In the past, there was a good balance between Asian and European/Latin American/Middle Eastern films. This year, besides the Asian films, there were a deluge of Canadian and American independent films. Only three from Iran, only two from Argentina – the two countries that have given us some of the most innovative waves of films in the last decade. But there is a real masterpiece among the non-Asian art films that were screened at the Festival this year: Elia Suleiman’s The Time that Remains. Like the director’s previous film, Divine Intervention, this film is also a quiet, ironic and contemplative study of repetitions and pure formalist compositions.

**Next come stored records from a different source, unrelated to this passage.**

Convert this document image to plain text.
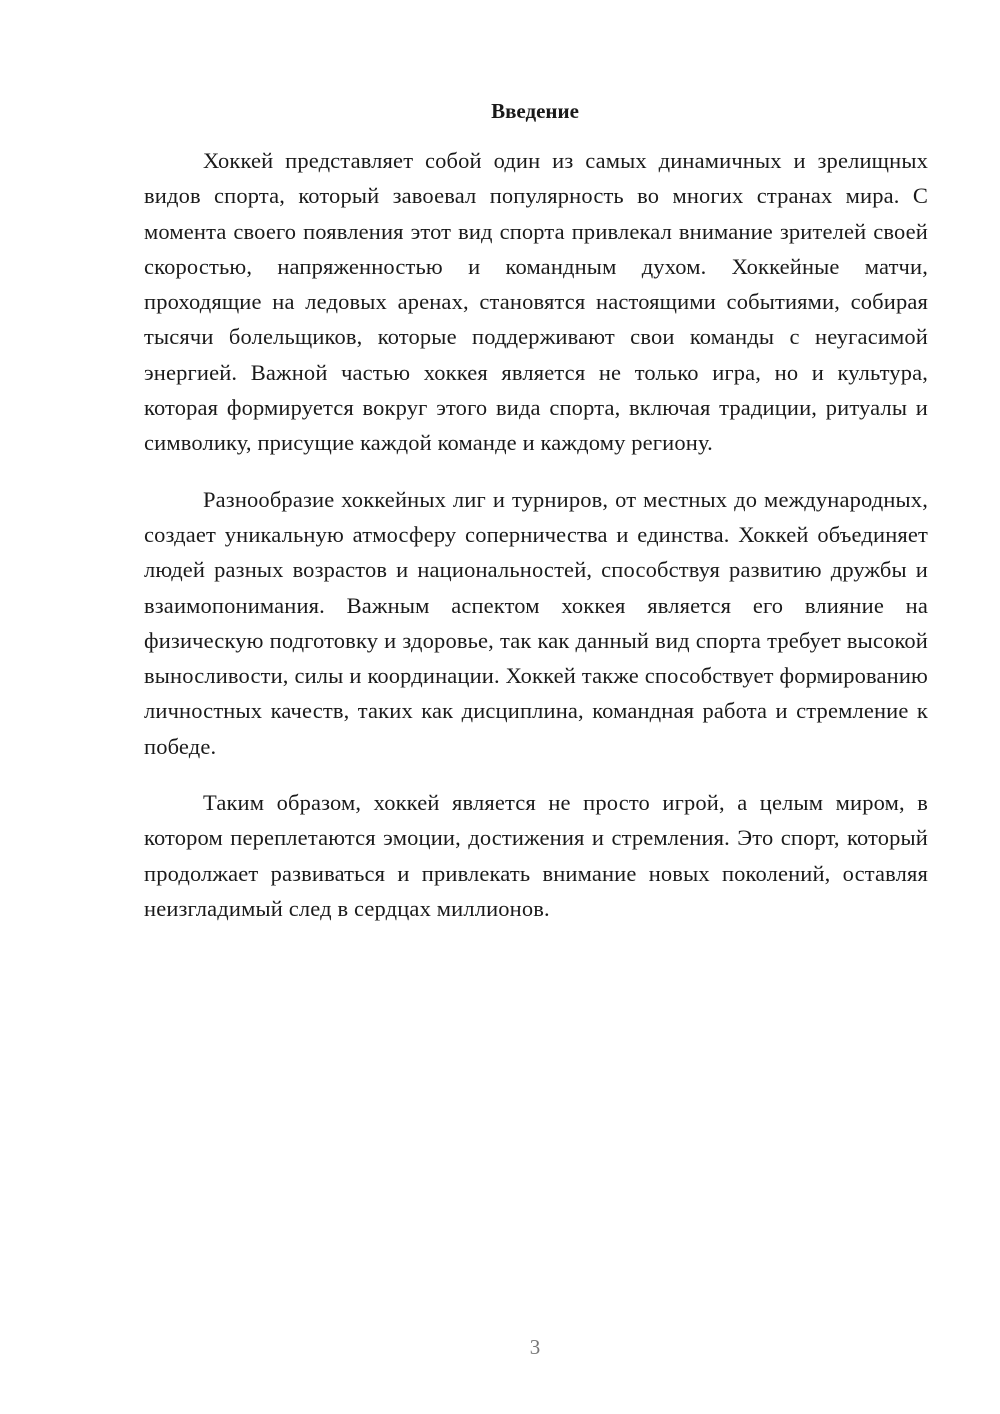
Введение

Хоккей представляет собой один из самых динамичных и зрелищных видов спорта, который завоевал популярность во многих странах мира. С момента своего появления этот вид спорта привлекал внимание зрителей своей скоростью, напряженностью и командным духом. Хоккейные матчи, проходящие на ледовых аренах, становятся настоящими событиями, собирая тысячи болельщиков, которые поддерживают свои команды с неугасимой энергией. Важной частью хоккея является не только игра, но и культура, которая формируется вокруг этого вида спорта, включая традиции, ритуалы и символику, присущие каждой команде и каждому региону.

Разнообразие хоккейных лиг и турниров, от местных до международных, создает уникальную атмосферу соперничества и единства. Хоккей объединяет людей разных возрастов и национальностей, способствуя развитию дружбы и взаимопонимания. Важным аспектом хоккея является его влияние на физическую подготовку и здоровье, так как данный вид спорта требует высокой выносливости, силы и координации. Хоккей также способствует формированию личностных качеств, таких как дисциплина, командная работа и стремление к победе.

Таким образом, хоккей является не просто игрой, а целым миром, в котором переплетаются эмоции, достижения и стремления. Это спорт, который продолжает развиваться и привлекать внимание новых поколений, оставляя неизгладимый след в сердцах миллионов.

3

The Time that Remains, however, unlike the previous film, pretends to be a historical epic about the Israeli-Palestinian conflict (a pretense that quickly becomes apparent), which nontheless makes the film more accessible to wider audiences, without at the same time compromising its formal and narrative complexity – a rare virtue in contemporary cinema.
Three years ago in my coverage of the Vancouver International Film Festival, I wrote that while Toronto and Montreal may have more films and more glamour, Vancouver is a festival for the real film snobs. This year, I would not say this. Film snobs will still find some gems. But the Vancouver International Film Festival is, alas, no longer the Rotterdam of North America.